Una strada percorribile dai difensori di Djokovic riguarda le tempistiche, che potrebbero giocare a suo favore. “Si tratta di un personaggio di alto profilo, tutti sapevano che era in arrivo e non credo sia accettabile che il governo federale esca all'improvviso, dicendo che non sapeva nulla fino a quando non è arrivato in Australia - continua la professoressa Crock - sapevano e lo hanno lasciato salire sull'aereo”. A suo dire, un altro appiglio potrebbe essere un riferimento al circo politico. Come è noto, l'Australia è in campagna elettorale (le elezioni si terranno entro il 21 maggio) e il Paese è in subbuglio a causa del COVID. La strategia di perseguire il contagio zero si è rivelata fallimentare, e qualcuno sospetta che l'accanimento contro Djokovic sia un modo per distrarre un'opinione pubblica stremata da due anni di rinunce e restrizioni. La sola città di Melbourne ha trascorso 262 giorni in lockdown. Secondo la Crock, l'influenza politica potrebbe essere considerata una violazione nel processo decisionale su Djokovic. “Si tratta di un caso dallo straordinario valore politico. Per questo, potrebbero sostenere che l'ufficiale di frontiera che ha preso la decisione abbia agito sotto il condizionamento, o addirittura sotto dettatura del Primo Ministro. Ma si tratta di un territorio molto complicato”.

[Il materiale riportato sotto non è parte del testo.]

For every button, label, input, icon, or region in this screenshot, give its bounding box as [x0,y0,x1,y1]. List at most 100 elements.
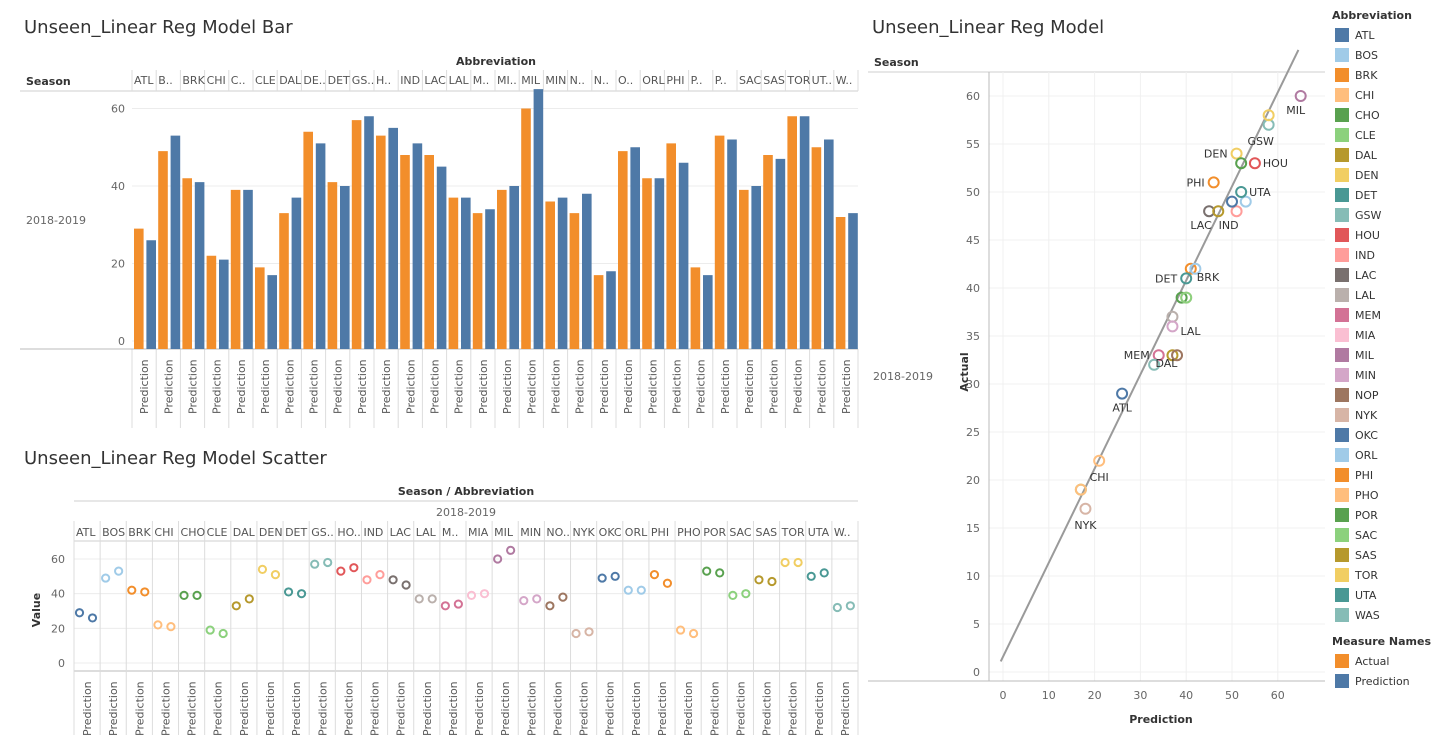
legend-label-ind: IND [1355,249,1375,262]
scatter-point-sac-actual [728,590,738,601]
scatter-measure-label: Prediction [264,681,277,736]
bar-measure-label: Prediction [138,359,151,414]
legend-label-tor: TOR [1354,569,1378,582]
legend-swatch-actual [1335,654,1349,668]
bar-y-tick-label: 20 [111,258,125,271]
bar-team-header: UT.. [812,74,832,87]
bar-team-header: P.. [691,74,703,87]
legend-label-atl: ATL [1355,29,1375,42]
main-point-phi [1207,176,1220,189]
bar-team-header: DET [328,74,350,87]
bar-dal-prediction [291,197,302,349]
scatter-point-por-actual [702,566,712,576]
scatter-measure-label: Prediction [290,681,303,736]
bar-row-header: Season [26,75,71,88]
scatter-point-pho-prediction [688,628,699,639]
scatter-point-cle-actual [205,625,215,635]
scatter-point-okc-actual [597,573,607,583]
main-row-header: Season [874,56,919,69]
bar-okc-prediction [630,147,640,349]
scatter-point-atl-prediction [87,613,98,623]
bar-bos-prediction [170,135,181,349]
scatter-point-cho-prediction [192,590,202,601]
bar-orl-prediction [654,178,665,349]
bar-mil-prediction [533,89,544,349]
bar-team-header: MIN [545,74,566,87]
bar-cle-prediction [267,275,277,349]
scatter-point-hou-prediction [349,563,359,573]
main-y-tick-label: 60 [966,90,980,103]
bar-ind-prediction [412,143,423,349]
legend-label-nop: NOP [1355,389,1379,402]
scatter-y-tick-label: 0 [58,657,65,670]
bar-chart-title: Unseen_Linear Reg Model Bar [24,17,293,38]
scatter-team-header: CHI [154,526,173,539]
bar-team-header: ORL [642,74,665,87]
scatter-point-ind-prediction [375,570,385,580]
bar-det-actual [327,182,338,349]
scatter-measure-label: Prediction [761,681,774,736]
bar-measure-labels: Prediction Prediction Prediction Prediction… [138,359,853,414]
main-point-label-det: DET [1155,272,1177,285]
scatter-point-min-prediction [532,594,542,604]
scatter-team-header: LAC [390,526,412,539]
main-point-label-dal: DAL [1155,357,1178,370]
bar-measure-label: Prediction [622,359,635,414]
bar-mia-actual [497,189,507,349]
main-point-atl [1116,387,1129,400]
scatter-point-mil-prediction [506,545,516,555]
bar-team-header: LAL [449,74,470,87]
bar-sac-prediction [751,186,761,349]
scatter-point-atl-actual [74,608,85,618]
legend-label-was: WAS [1355,609,1380,622]
main-point-gsw [1262,118,1275,131]
main-x-tick-label: 50 [1225,689,1239,702]
legend-label-mem: MEM [1355,309,1381,322]
scatter-point-det-prediction [296,589,307,599]
bar-measure-label: Prediction [332,359,345,414]
bar-measure-label: Prediction [550,359,563,414]
scatter-team-header: DEN [259,526,283,539]
main-x-tick-label: 0 [1000,689,1007,702]
scatter-point-bos-actual [101,573,111,583]
scatter-measure-label: Prediction [212,681,225,736]
bar-team-header: MIL [521,74,541,87]
bar-measure-label: Prediction [356,359,369,414]
scatter-point-lal-prediction [427,594,437,604]
main-point-was [1148,358,1161,371]
bar-pho-prediction [703,275,713,349]
bar-team-header: N.. [570,74,585,87]
bar-y-ticks: 0 20 40 60 [111,103,125,349]
scatter-team-header: SAC [729,526,752,539]
bar-measure-label: Prediction [283,359,296,414]
main-point-ind [1230,205,1243,218]
scatter-point-chi-prediction [166,622,176,632]
bar-dal-actual [279,213,289,349]
main-chart-title: Unseen_Linear Reg Model [872,17,1104,38]
bar-cho-prediction [243,189,253,349]
bar-min-actual [545,201,555,349]
legend-swatch-mem [1335,308,1349,322]
bar-was-actual [835,217,846,349]
main-y-tick-label: 50 [966,186,980,199]
bar-sas-prediction [775,158,786,349]
scatter-measure-label: Prediction [342,681,355,736]
legend-swatch-uta [1335,588,1349,602]
scatter-measure-label: Prediction [238,681,251,736]
scatter-team-header: CLE [207,526,228,539]
bar-measure-label: Prediction [695,359,708,414]
legend-swatch-atl [1335,28,1349,42]
bar-team-header: O.. [618,74,633,87]
bar-tor-prediction [799,116,810,349]
scatter-team-header: IND [363,526,383,539]
legend-label-brk: BRK [1355,69,1378,82]
scatter-measure-label: Prediction [551,681,564,736]
scatter-point-mia-prediction [479,589,490,599]
bar-col-header: Abbreviation [456,55,536,68]
bar-uta-prediction [824,139,834,349]
main-point-mil [1294,90,1307,102]
main-y-tick-label: 15 [966,522,980,535]
main-season-label: 2018-2019 [873,370,933,383]
legend-label-orl: ORL [1355,449,1378,462]
scatter-measure-label: Prediction [839,681,852,736]
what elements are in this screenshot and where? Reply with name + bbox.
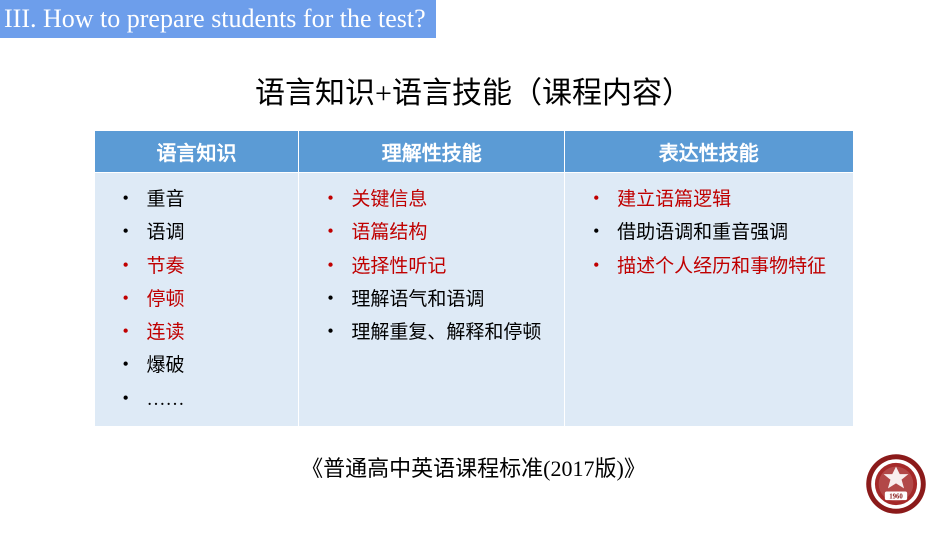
list-col3: 建立语篇逻辑借助语调和重音强调描述个人经历和事物特征 (579, 183, 838, 283)
footnote-citation: 《普通高中英语课程标准(2017版)》 (0, 451, 947, 483)
school-logo: 1960 (865, 453, 927, 515)
list-item: 节奏 (113, 250, 285, 283)
content-table-wrap: 语言知识 理解性技能 表达性技能 重音语调节奏停顿连读爆破…… 关键信息语篇结构… (94, 130, 854, 427)
list-item: 借助语调和重音强调 (583, 216, 838, 249)
list-item: …… (113, 383, 285, 416)
list-item: 语调 (113, 216, 285, 249)
col-header-1: 语言知识 (94, 131, 299, 173)
col-header-2: 理解性技能 (299, 131, 565, 173)
list-item: 理解语气和语调 (317, 283, 550, 316)
list-item: 停顿 (113, 283, 285, 316)
content-table: 语言知识 理解性技能 表达性技能 重音语调节奏停顿连读爆破…… 关键信息语篇结构… (94, 130, 854, 427)
list-item: 理解重复、解释和停顿 (317, 316, 550, 349)
list-item: 描述个人经历和事物特征 (583, 250, 838, 283)
list-item: 重音 (113, 183, 285, 216)
cell-col3: 建立语篇逻辑借助语调和重音强调描述个人经历和事物特征 (565, 173, 853, 427)
list-item: 关键信息 (317, 183, 550, 216)
col-header-3: 表达性技能 (565, 131, 853, 173)
page-title: 语言知识+语言技能（课程内容） (0, 68, 947, 112)
list-col2: 关键信息语篇结构选择性听记理解语气和语调理解重复、解释和停顿 (313, 183, 550, 349)
list-item: 爆破 (113, 349, 285, 382)
cell-col1: 重音语调节奏停顿连读爆破…… (94, 173, 299, 427)
list-item: 建立语篇逻辑 (583, 183, 838, 216)
section-header: III. How to prepare students for the tes… (0, 0, 436, 38)
cell-col2: 关键信息语篇结构选择性听记理解语气和语调理解重复、解释和停顿 (299, 173, 565, 427)
list-item: 语篇结构 (317, 216, 550, 249)
logo-year: 1960 (889, 493, 903, 500)
list-col1: 重音语调节奏停顿连读爆破…… (109, 183, 285, 416)
list-item: 连读 (113, 316, 285, 349)
list-item: 选择性听记 (317, 250, 550, 283)
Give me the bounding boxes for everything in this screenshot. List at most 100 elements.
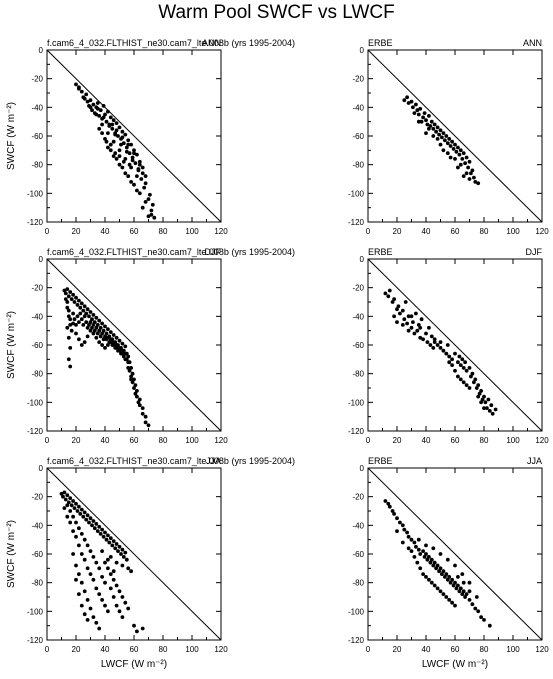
- x-tick-label: 60: [451, 436, 460, 445]
- data-point: [427, 555, 431, 559]
- data-point: [441, 348, 446, 353]
- data-point: [74, 82, 78, 87]
- data-point: [454, 586, 459, 591]
- data-point: [473, 180, 478, 184]
- data-point: [79, 89, 84, 94]
- data-point: [97, 126, 102, 131]
- data-point: [87, 520, 91, 525]
- data-point: [129, 165, 134, 170]
- data-point: [126, 366, 131, 370]
- data-point: [91, 331, 96, 336]
- data-point: [88, 310, 93, 314]
- data-point: [79, 343, 84, 347]
- data-point: [456, 360, 460, 365]
- data-point: [422, 555, 427, 559]
- data-point: [444, 351, 449, 356]
- x-tick-label: 60: [451, 227, 460, 236]
- data-point: [107, 340, 112, 344]
- data-point: [85, 99, 90, 104]
- panel-right-label: DJF: [205, 247, 222, 257]
- x-tick-label: 0: [45, 645, 50, 654]
- x-tick-label: 60: [130, 436, 139, 445]
- data-point: [103, 137, 107, 141]
- data-point: [120, 595, 125, 599]
- x-tick-label: 40: [422, 645, 431, 654]
- data-point: [463, 161, 467, 166]
- data-point: [419, 119, 424, 124]
- data-point: [460, 592, 465, 596]
- data-point: [132, 377, 136, 382]
- one-to-one-line: [367, 49, 543, 223]
- data-point: [108, 337, 113, 342]
- data-point: [110, 126, 115, 131]
- data-point: [383, 499, 388, 503]
- y-tick-label: -120: [27, 636, 44, 645]
- data-point: [78, 311, 83, 316]
- data-point: [82, 304, 87, 309]
- scatter-panel-2: 0 20 40 60 80 100 120 0 -20 -40 -60 -80 -100 -120 ERBE…: [348, 38, 549, 236]
- data-point: [66, 357, 71, 362]
- data-point: [132, 182, 136, 187]
- data-point: [75, 303, 80, 307]
- panel-left-label: ERBE: [368, 38, 393, 48]
- data-point: [117, 338, 122, 343]
- data-point: [438, 346, 443, 350]
- data-point: [464, 171, 469, 176]
- data-point: [126, 138, 131, 143]
- data-point: [398, 311, 402, 316]
- data-point: [91, 102, 96, 107]
- data-point: [119, 142, 123, 147]
- data-point: [150, 202, 155, 207]
- data-point: [447, 354, 452, 359]
- data-point: [450, 139, 454, 144]
- data-point: [85, 566, 90, 571]
- data-point: [88, 516, 93, 521]
- data-point: [95, 529, 100, 533]
- x-tick-label: 60: [130, 227, 139, 236]
- data-point: [77, 572, 81, 576]
- data-point: [133, 391, 138, 396]
- data-point: [405, 95, 409, 100]
- y-tick-label: -20: [352, 75, 364, 84]
- data-point: [82, 96, 87, 101]
- data-point: [69, 328, 74, 333]
- data-point: [88, 320, 93, 324]
- x-tick-label: 120: [214, 227, 228, 236]
- data-point: [415, 328, 420, 333]
- scatter-points: [383, 288, 498, 416]
- data-point: [120, 135, 125, 140]
- data-point: [425, 340, 430, 344]
- data-point: [126, 354, 131, 359]
- scatter-points: [74, 82, 157, 220]
- data-point: [103, 560, 107, 565]
- data-point: [103, 112, 107, 117]
- data-point: [63, 497, 68, 502]
- one-to-one-line: [367, 258, 543, 432]
- data-point: [82, 510, 87, 515]
- data-point: [438, 589, 443, 594]
- data-point: [428, 124, 433, 128]
- data-point: [84, 311, 89, 316]
- panel-right-label: JJA: [206, 456, 221, 466]
- data-point: [79, 532, 84, 536]
- data-point: [470, 371, 475, 376]
- data-point: [116, 549, 120, 553]
- data-point: [453, 580, 457, 585]
- data-point: [123, 351, 128, 356]
- one-to-one-line: [46, 258, 222, 432]
- data-point: [75, 314, 80, 319]
- data-point: [91, 577, 96, 582]
- data-point: [451, 583, 456, 588]
- data-point: [395, 307, 399, 312]
- data-point: [94, 560, 99, 565]
- data-point: [111, 539, 116, 543]
- data-point: [65, 305, 70, 310]
- data-point: [62, 506, 67, 510]
- data-point: [425, 122, 430, 127]
- data-point: [108, 586, 113, 591]
- data-point: [106, 131, 110, 136]
- data-point: [91, 313, 96, 317]
- scatter-points: [383, 499, 492, 628]
- data-point: [79, 507, 84, 512]
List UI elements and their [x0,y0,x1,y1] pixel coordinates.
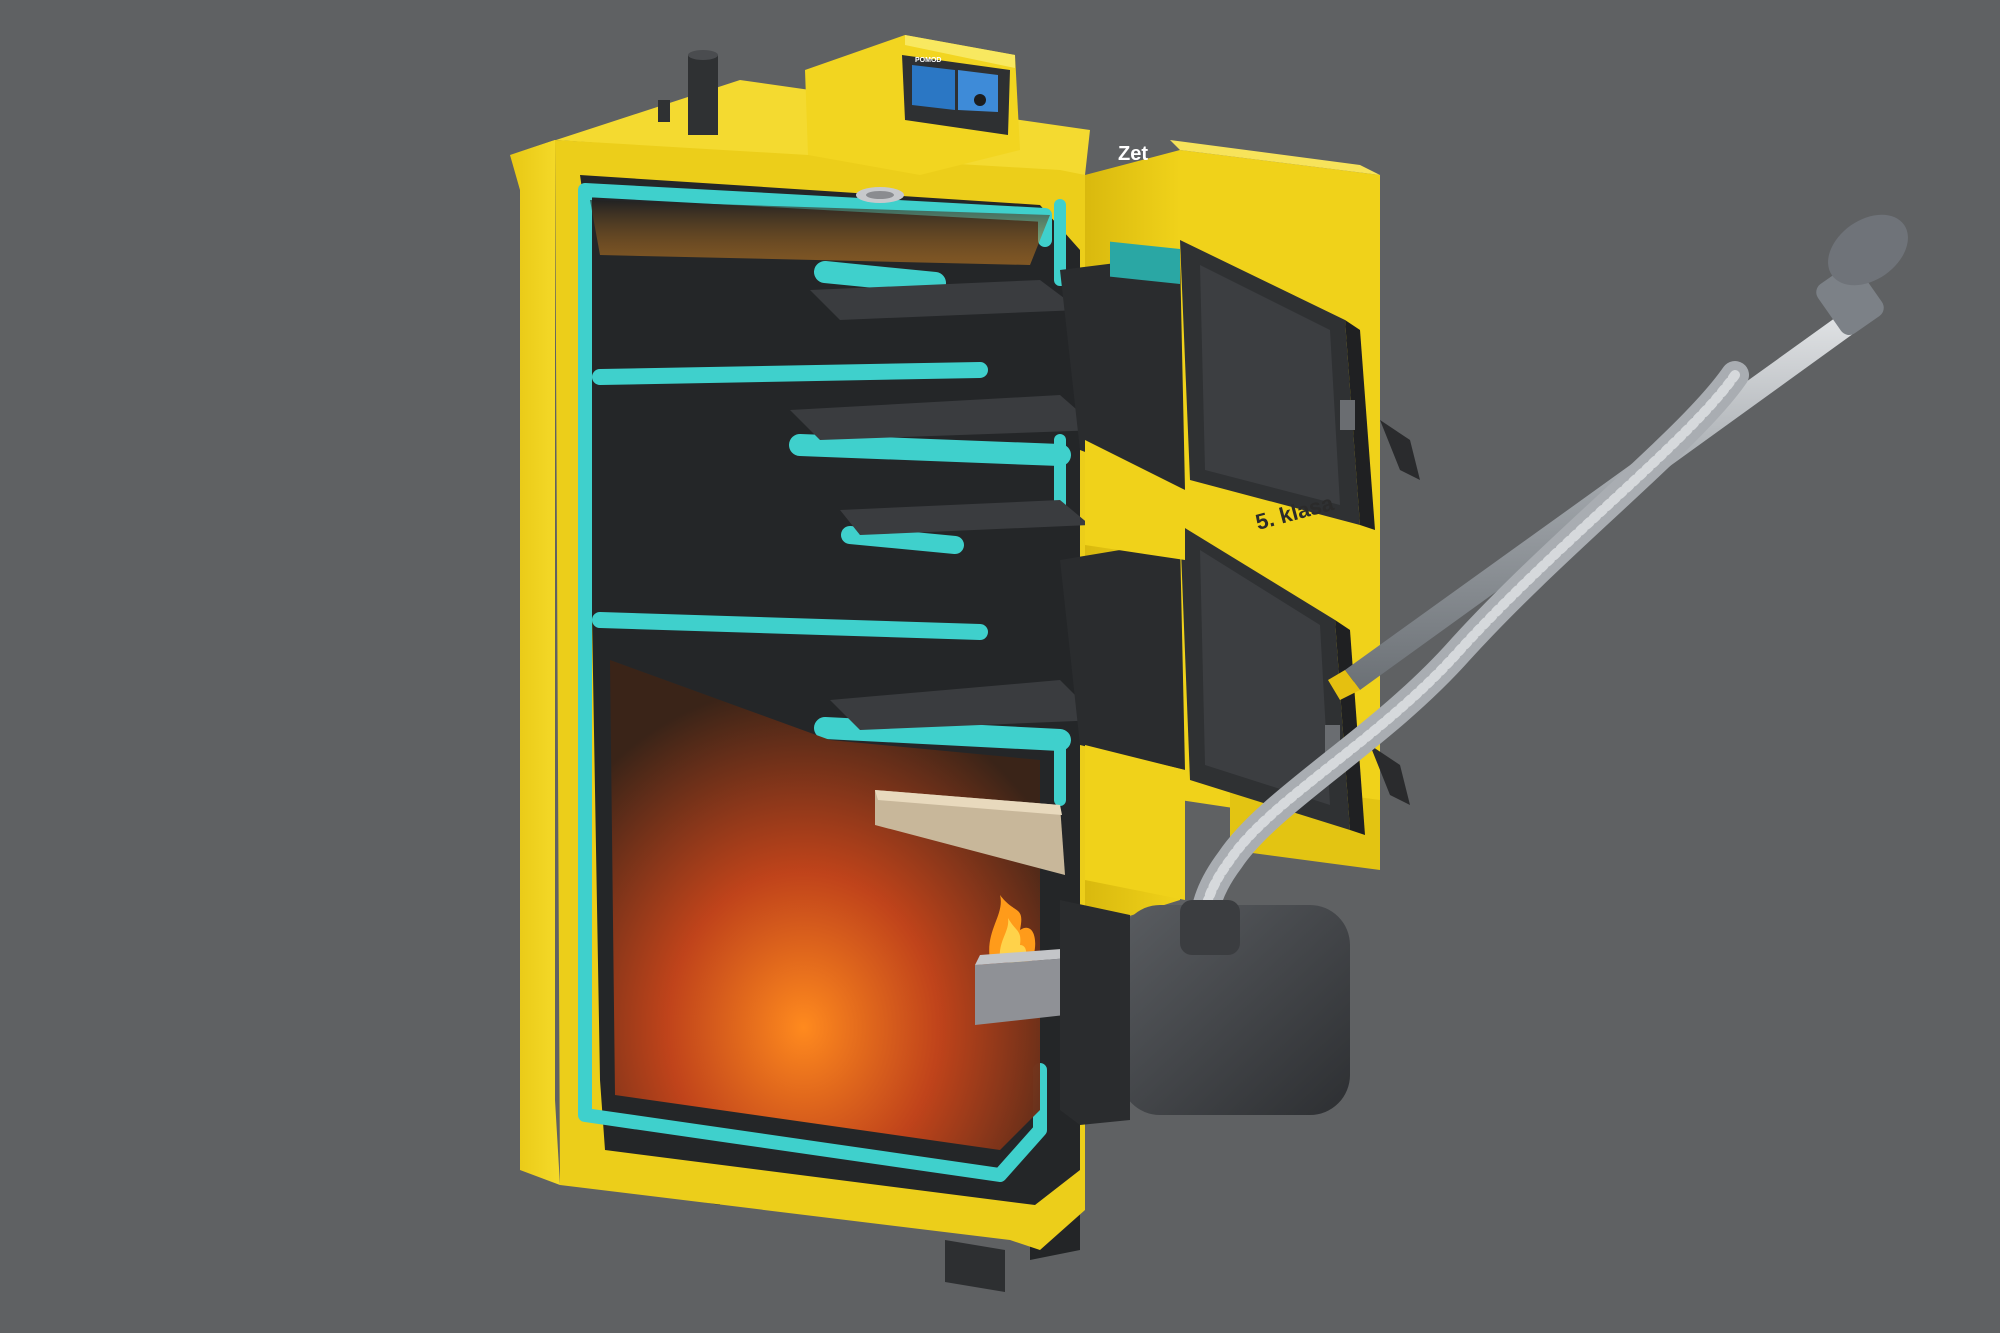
controller-brand: POMOD [915,57,941,64]
controller: POMOD [805,35,1020,203]
upper-door [1180,240,1420,530]
firebox [590,200,1115,1150]
flue-pipe [658,50,718,135]
emblem-text: Zet [1118,143,1148,165]
flexible-hose [1190,361,1749,964]
lower-door [1180,525,1410,835]
emblem: Zet [1110,143,1180,285]
baffle-plates [790,280,1100,730]
door-frames [1060,255,1185,900]
pellet-feeder [1328,214,1908,700]
pellet-burner [1060,900,1350,1125]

Dimostrare un forte condizionamento del governo è molto difficile, se non impossibile. Detto che è difficile fare ipotesi, se non sottolineare che Djokovic parte con l'enorme svantaggio di giocare in trasferta, cosa succederebbe in caso di vittoria? La revoca sarebbe annullata con effetto immediato, e a quel punto avrebbe una settimana per ripulire il cervello, ritrovare i muscoli e preparare l'Australian Open. Ma ci sarebbe sempre la possibilità di appello presso l'Alta Corte. Lo stesso ragionamento vale in caso di sconfitta: potrebbe non essere espulso immediatamente in caso di ulteriore ricorso in secondo grado. A quel punto, tuttavia, sarebbe soprattutto una questione di principio e ci si domanderebbe se ne valga la pena. Trascorrerebbe ulteriori giorni in quarantena e chissà se potrebbe allenarsi, anche se le autorità serbe sono già al lavoro per garantirgli un alloggio più confortevole. Dato importante: in caso di udienza d'appello, ci vorrebbe almeno una settimana per organizzarla, quindi si sforerebbe la data d'inizio del torneo. E questa la conclusione del professor Rockwell: a suo dire, l'esito del primo grado sarà dirimente per vederlo almeno in tabellone a Melbourne. “Se dovesse perdere, la finestra temporale – anche pensando un'estrema velocizzazione delle pratiche – sarebbe troppo breve, una sua partecipazione sembrerebbe davvero impossibile”. Anche se non tutti la pensano così.